Arnold continues to investigate the disappearance of his friend Manny. A journey that takes him out of the Dregs momentarily and out of his comfort zone. It's a difficult chore as he deals with severe withdrawals from Listo but with a determined spirit, the will of Phillip Marlowe, and one imaginary muse he keeps digging for clues and leads. Throughout the series, the underlying story is the plight of Vancouver's homeless population and the gentrification that keeps pushing them out further and further away from the streets they called home. Writers Zac Thompson and Lonnie Nadler integrate these real world conditions into the story seamlessly so it never feels heavy-handed.

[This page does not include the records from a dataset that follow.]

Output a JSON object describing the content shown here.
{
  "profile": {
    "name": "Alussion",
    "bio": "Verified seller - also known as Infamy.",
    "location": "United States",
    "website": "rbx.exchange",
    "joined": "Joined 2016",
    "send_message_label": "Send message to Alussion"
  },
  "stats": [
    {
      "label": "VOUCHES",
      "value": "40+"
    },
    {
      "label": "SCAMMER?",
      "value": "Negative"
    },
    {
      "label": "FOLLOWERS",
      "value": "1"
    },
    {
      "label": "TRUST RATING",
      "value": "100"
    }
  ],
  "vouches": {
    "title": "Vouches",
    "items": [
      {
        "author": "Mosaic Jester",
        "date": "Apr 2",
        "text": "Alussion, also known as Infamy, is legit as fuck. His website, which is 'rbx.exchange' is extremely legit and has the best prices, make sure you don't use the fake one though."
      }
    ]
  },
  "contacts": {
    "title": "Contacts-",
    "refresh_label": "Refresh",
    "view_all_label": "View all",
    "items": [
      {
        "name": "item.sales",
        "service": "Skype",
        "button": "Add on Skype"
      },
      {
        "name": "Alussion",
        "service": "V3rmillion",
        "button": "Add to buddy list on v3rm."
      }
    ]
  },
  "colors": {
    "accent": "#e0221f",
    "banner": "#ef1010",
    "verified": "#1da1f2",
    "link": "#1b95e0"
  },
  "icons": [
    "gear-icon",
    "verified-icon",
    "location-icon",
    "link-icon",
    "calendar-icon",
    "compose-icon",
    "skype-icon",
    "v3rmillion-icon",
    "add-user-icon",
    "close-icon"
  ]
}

They also never let you forget who Arnold is and how he fits or doesn't fit in the world. It's part of what makes 'The Dregs' so powerful. In a way, Arnold's story is the untold story of marginalized people we ignore every day. It's brilliantly illustrated by Arnold simply asking for directions only to be dismissed as a beggar. Or being asked to leave a coffee shop because the patrons become bothered. Probably more dispiriting is seeing Arnold return to a very different Dregs as the wheels of progress keep turning ever faster. It's poignant but Arnold remains resolute in his search for answers never succumbing to victimhood.
He's smart with great instincts and that's why the approach the writers take in using a pulpy detective story is so effective. Arnold's love of detective Marlowe gives him inspiration and direction. His inner monologue has the exposition of a crime novel but it really reveals his connection with the city and his place in it. He may be having delusions but he's not delusional. He understands his place in the food chain but he's unfazed by it. He's got a job to do, after all, find his friend.
With all this great writing it takes a special team of artists to bring it to life and Eric Zawadzki and Dee Cunniffe are that team. Zawadzki unfolds the story with an unflinching look at Arnold. A page full of panels, each with a portion of Arnold's face, his shaky hands, greasy hair, and overgrown beard force the reader to look at him. The camera stays fixed on his face as he walks the city streets juxtaposed against a vibrant populace causing him to stand out like a sore thumb. More importantly, we're forced to see Arnold. As we do, he becomes more than just a homeless addict, the layers begin to strip away and all we see is a human being. Someone looking for the way things used to be only to find themselves crushed under the weight of merciless expansion. Cunniffe gives 'The Dregs' its lifeblood with a surprisingly colorful palette. The transition in and out of the Dregs is considerably stark. It's like walking out of Oz and into 'Blade Runner,' light to dark, vibrancy to apathy, while Arnold remains exactly the same. Soon, the Dregs will fully be in the light and where will Arnold fit then?
'The Dregs' is certainly one of those hidden gems that you find from word-of-mouth and cherish as your secret treasure. It deserves so much more than to be a selfish delight and should be shouted from the rooftops. Here's an expertly told story from a passionate team of writers and artists that have more on their minds with a socially aware comic that works as hard-boiled pulp. I was ready to judge it on whether they'd go back to what happened in the opening issue and explain what they foreshadowed. They didn't and it didn't matter. Arnold is the star and wherever he goes is where the story follows. Period.
The first two issues garnered 5 out of 5 stars each. Issue 3 is even better.